Tidak dapat dipungkiri, kendati industri terus diperkuat, pada kenyataannya
kita masih bergantung pada ekspor bahan mentah, termasuk dalam bidang
pertanian. Bahkan, kini sektor pangan menjadi masalah serius yang sangat
rentan mengganggu perekonomian kita.
Sebagai negara
yang berketuhanan, tidak patut bila kita membiarkan kemiskinan terus
menggelayuti para petani. Apalagi, petani adalah aktor-aktor penggerak
ketahanan pangan nasional yang secara tidak langsung berkaitan sangat erat
dengan kehidupan banyak orang. Di sisi lain, sektor pertanian telah mengurangi
jumlah penganggur. Bila terus dibiarkan seperti ini, alih profesi akan
terjadi secara besar-besaran. Walhasil, beban pemerintah untuk menyediakan
lapangan pekerjaan akan semakin besar.
Kurangnya
perhatian pemerintah terhadap petani juga dapat diartikan sebagai
pengkhianatan terhadap sila kemanusiaan yang adil dan beradab. Kemiskinan
petani yang semakin menjadi-jadi tentu tidak lepas dari sistem yang tidak
mendukung. Coba lihat, maraknya alih fungsi lahan produktif tak syak
menggeser para petani dari pekerjaannya memenuhi kebutuhan pangan nasional.
Sarana dan prasarana di desa tidak memadai akibat ketimpangan pembangunan
yang lebih mementingkan kota dan melupakan pedesaan. Sistem koperasi desa,
yang seharusnya menjadi sumber penyertaan modal bagi para petani, gagal
total. Di sisi lain, akses terhadap teknologi hampir tertutup bagi pedesaan.
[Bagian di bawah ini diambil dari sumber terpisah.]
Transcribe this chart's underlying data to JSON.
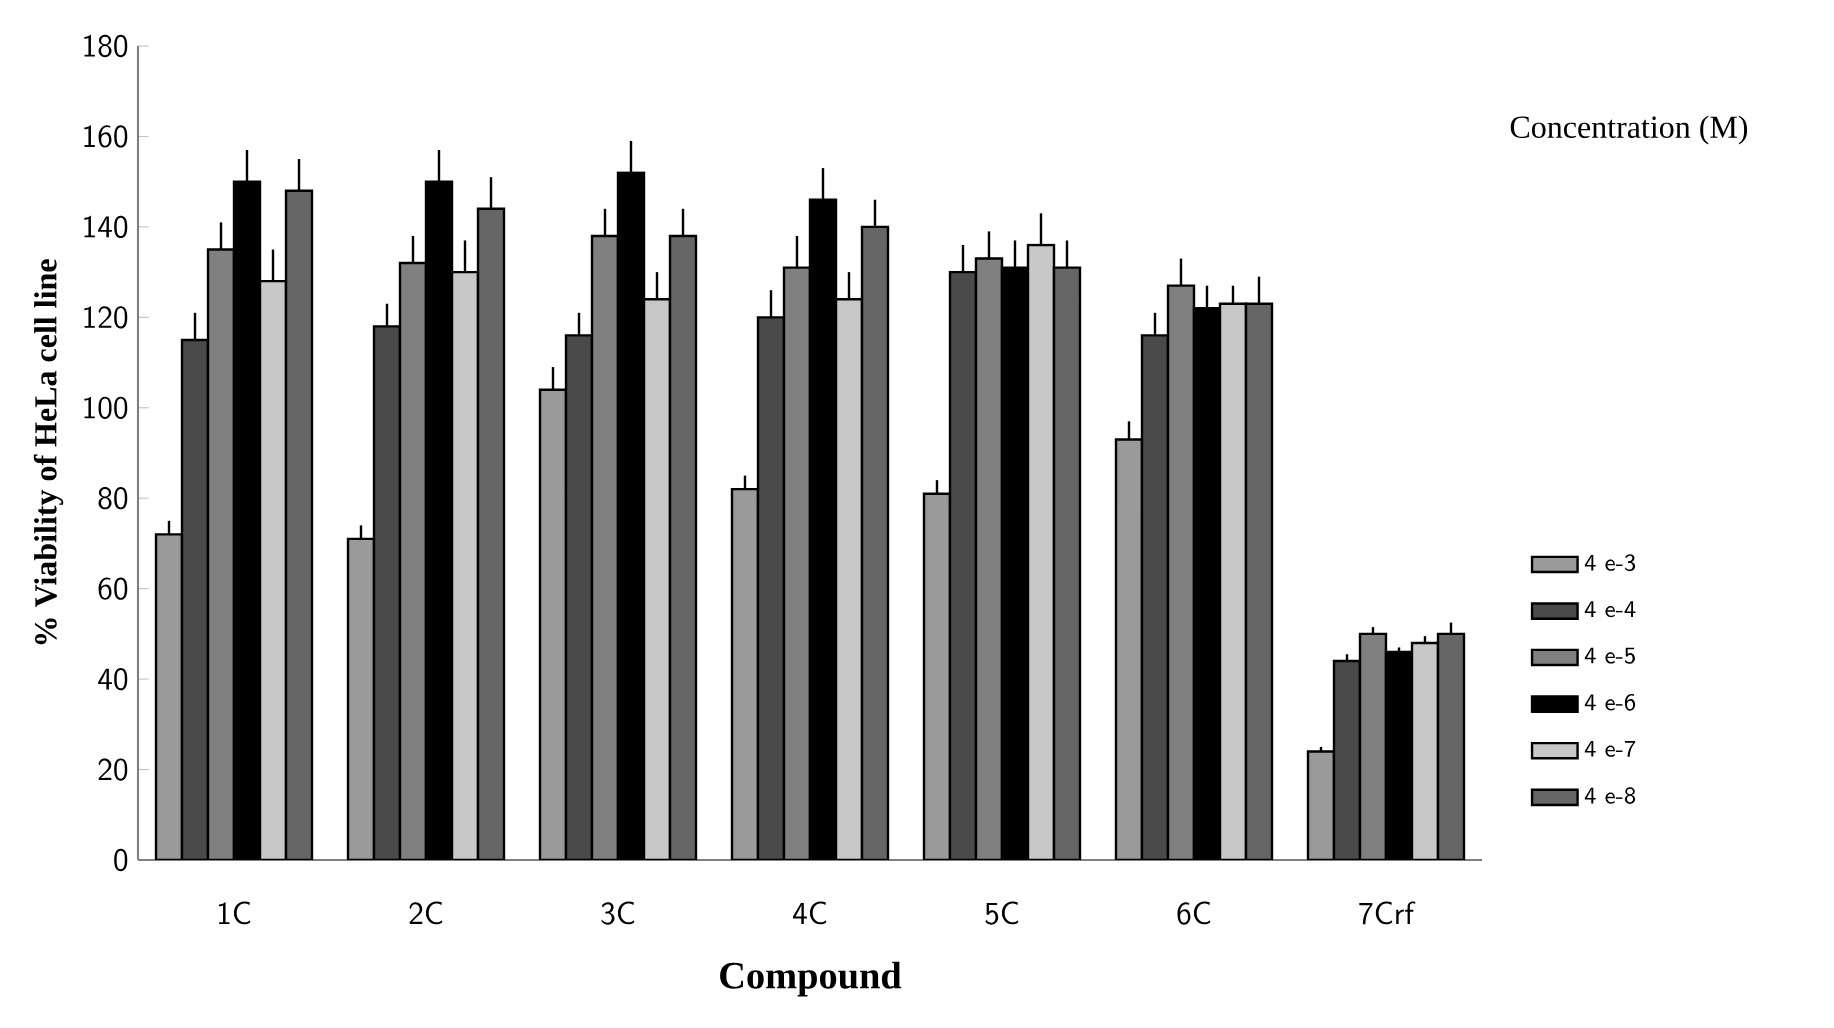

Belum lagi, penyuluhan pemerintah di lapangan kerap mendewakan formalitas
yang tidak mampu mencerdaskan para petani. Terakhir, tidak ada sistem
distribusi lahan yang adil, sehingga para petani gurem semakin miskin dan
tertindas.
Lantas,
bagaimana mungkin kita dengan mudahnya berharap persatuan itu terjadi begitu
saja? Padahal, di lapangan, tidak jarang para petani berkonflik dengan para
pengusaha. Bahkan, ada kalanya aparat keamanan ikut tersangkut dalam pusaran
konflik. Menurut data yang dirilis Konsorsium Pembaharuan Agraria (KPA) pada
2013, terdapat peningkatan kuantitas konflik agraria sebesar 86,36 persen
dibanding pada tahun sebelumnya, yang hanya mencatat 198 kasus. Sepanjang
tahun lalu pula konflik ini menewaskan 21 orang, sedangkan 30 orang tertembak
dan 130 lainnya dianiaya.
Keadilan pun
tercerabut. Pemilik modal menguasai ribuan hektare tanah, sementara petani
penggarap direnggut tanahnya tanpa rasa kemanusiaan. Betapa kelirunya
pemerintah tatkala keadilan hanya ditujukan bagi siapa saja yang mampu
memberikan manfaat besar bagi negara-bila tidak dapat disebut bagi sekelompok
elite penguasa.
Setelah semua
ini terjadi, pertanyaannya adalah ke manakah pihak eksekutif, legislatif, dan
yudikatif? Sebagai pengeksekusi undang-undang, mereka seharusnya mampu
menelusuri secara mendalam apa maksud dari sebuah undang-undang, termasuk UU
No.50/1960. Eksekutiflah yang membuat program-program untuk petani yang
sesungguhnya didasari Pancasila, UUD 1945, dan peraturan turunanannya.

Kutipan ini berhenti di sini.